Colorado State University - Pueblo concludes fall Distinguished Speaker Series Nov. 10
PUEBLO – Colorado State University-Pueblo’s Distinguished Speakers Series will conclude its fall schedule on Nov. 10 with single mother turned lawyer Betty Anne Waters. Her life story is depicted in the recently released film starring Oscar winner Hilary Swank, Conviction, now playing in theatres.
Waters presentation will begin at 7 p.m. on Wednesday, Nov. 10 in the Occhiato University Center Ballroom. This event is free and open to the public.
In 1983, Betty Anne Waters watched as her brother was sentenced to life without parole for a murder and robbery he swore he didn’t commit. When his appeals were shot down and funds for lawyers dwindled, Betty Anne decided to go to college and later, law school to get the credentials necessary to prove what she always knew: Kenneth Waters was innocent. Waters will tell her incredible true story of how persistence and determination fueled by an unbending belief in her brother’s innocence lead to his exoneration in 2001.
In 1980, Katharina Brow was murdered in trailer home in Ayer, Massachusetts. Kenneth Waters knew Brow from the time he was a child, and later, she frequented the diner where he worked. Kenneth was questioned initially, and then, two years later was convicted for the murder when two former girlfriends testified he’d admitted to the crime. Although a police fingerprint analyst had cleared Waters, this information was not shared with prosecutors or defense attorneys. Because Kenneth’s blood type (O Negative shared by 48% of the population) matched the type found at the scene, the evidence seemingly added up. He was sentenced to life in prison without the possibility of parole in 1983 for first degree murder and armed robbery.

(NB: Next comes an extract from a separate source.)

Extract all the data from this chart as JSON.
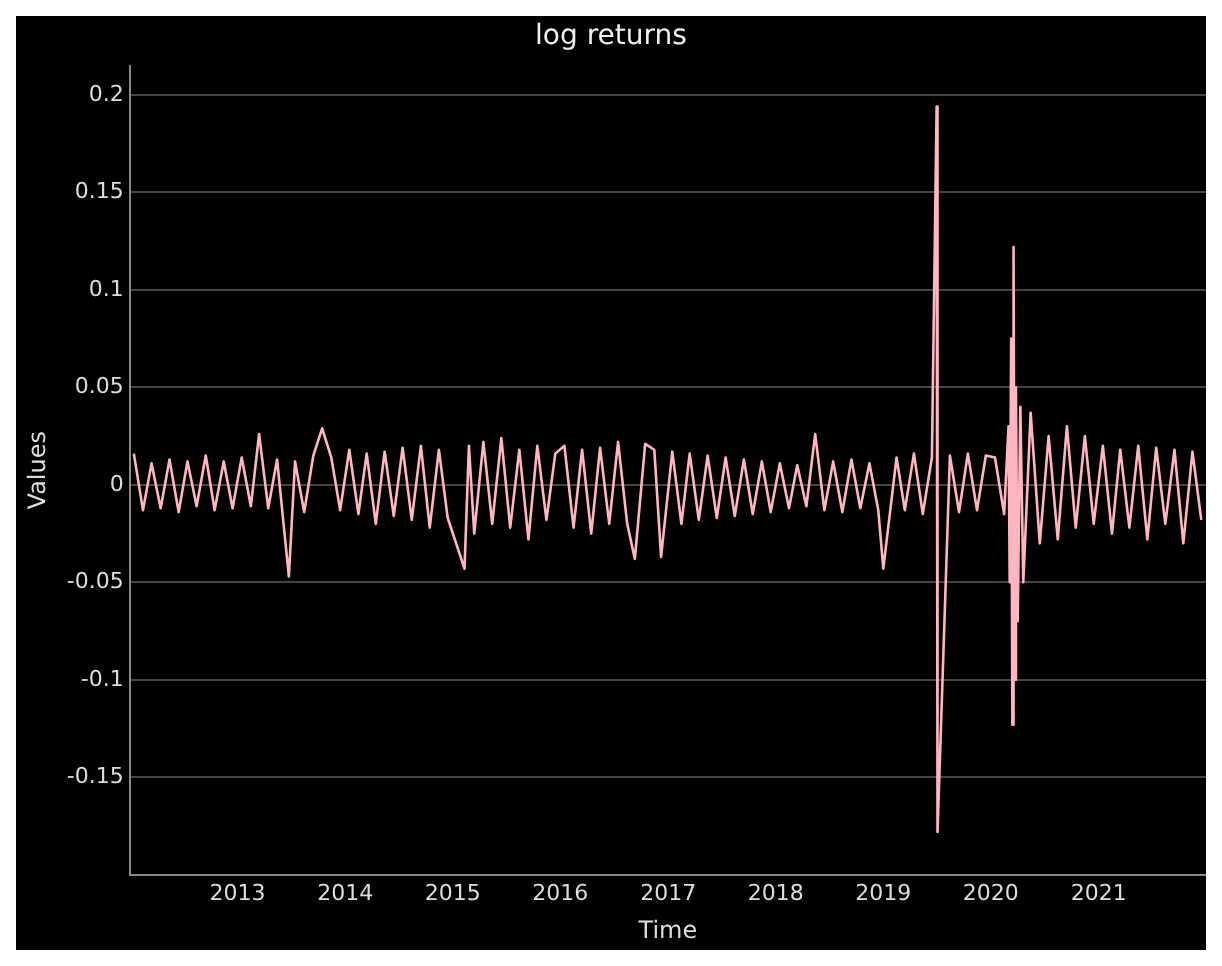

Kenneth’s family members were in shock and never doubted his innocence. They said he had worked a double-shift the night of the slaying, and appeared in court the next morning to answer for another charge. Yet he not only lost his case, he lost every appeal early on. It was then that Betty Anne began her passionate pursuit to free her brother from prison.

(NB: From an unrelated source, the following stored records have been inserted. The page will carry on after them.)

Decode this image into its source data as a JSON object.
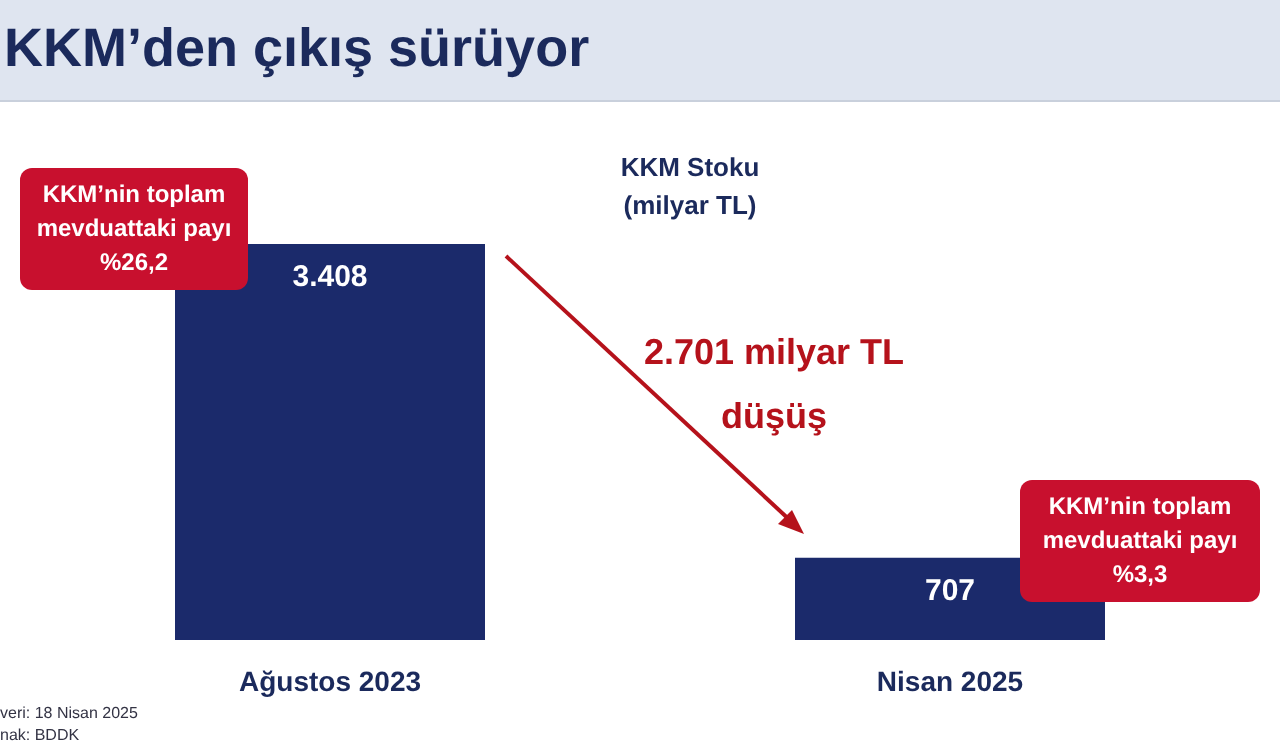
{
  "chart_data": {
    "type": "bar",
    "title": "KKM’den çıkış sürüyor",
    "subtitle": "KKM Stoku (milyar TL)",
    "categories": [
      "Ağustos 2023",
      "Nisan 2025"
    ],
    "values": [
      3408,
      707
    ],
    "color": "#1b2a6b",
    "value_labels": [
      "3.408",
      "707"
    ],
    "annotations": [
      "KKM’nin toplam mevduattaki payı %26,2",
      "2.701 milyar TL düşüş",
      "KKM’nin toplam mevduattaki payı %3,3",
      "veri: 18 Nisan 2025",
      "nak: BDDK"
    ]
  }
}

In 1999, she contacted the Innocence Project, which was founded by Barry C. Scheck and Peter J. Neufeld at the Benjamin N. Cardozo School of Law at Yeshiva University to assist prisoners who could be proved innocent through DNA testing. At the time, Betty Anne had already located the biological evidence and was trying to have it subjected to DNA testing. With the Innocence Project’s help, the male DNA found at the scene was ultimately tested, and it was proved that it was not Kenneth’s DNA – nor was he the perpetrator. The results were examined by the Massachusetts State Police Crime Laboratory and they concurred with FSA's findings. Kenneth was exonerated 2001; sadly six months after his release he was killed in a freak accident.
Betty Anne Waters lives in New England and continues her work in freeing wrongfully convicted criminals, as well as fighting for the rights of prison inmates.
The Distinguished Speakers Series features eminent national or international speakers who contribute to current thought in social or political activities, in the arts and sciences, or other realm of contemporary significance by individuals who have distinguished themselves in their fields. The series is co-sponsored by the Office of Student Activities, the Student Fee Governing Board, the Associated Students’ Government, and the Diversity Resource Center.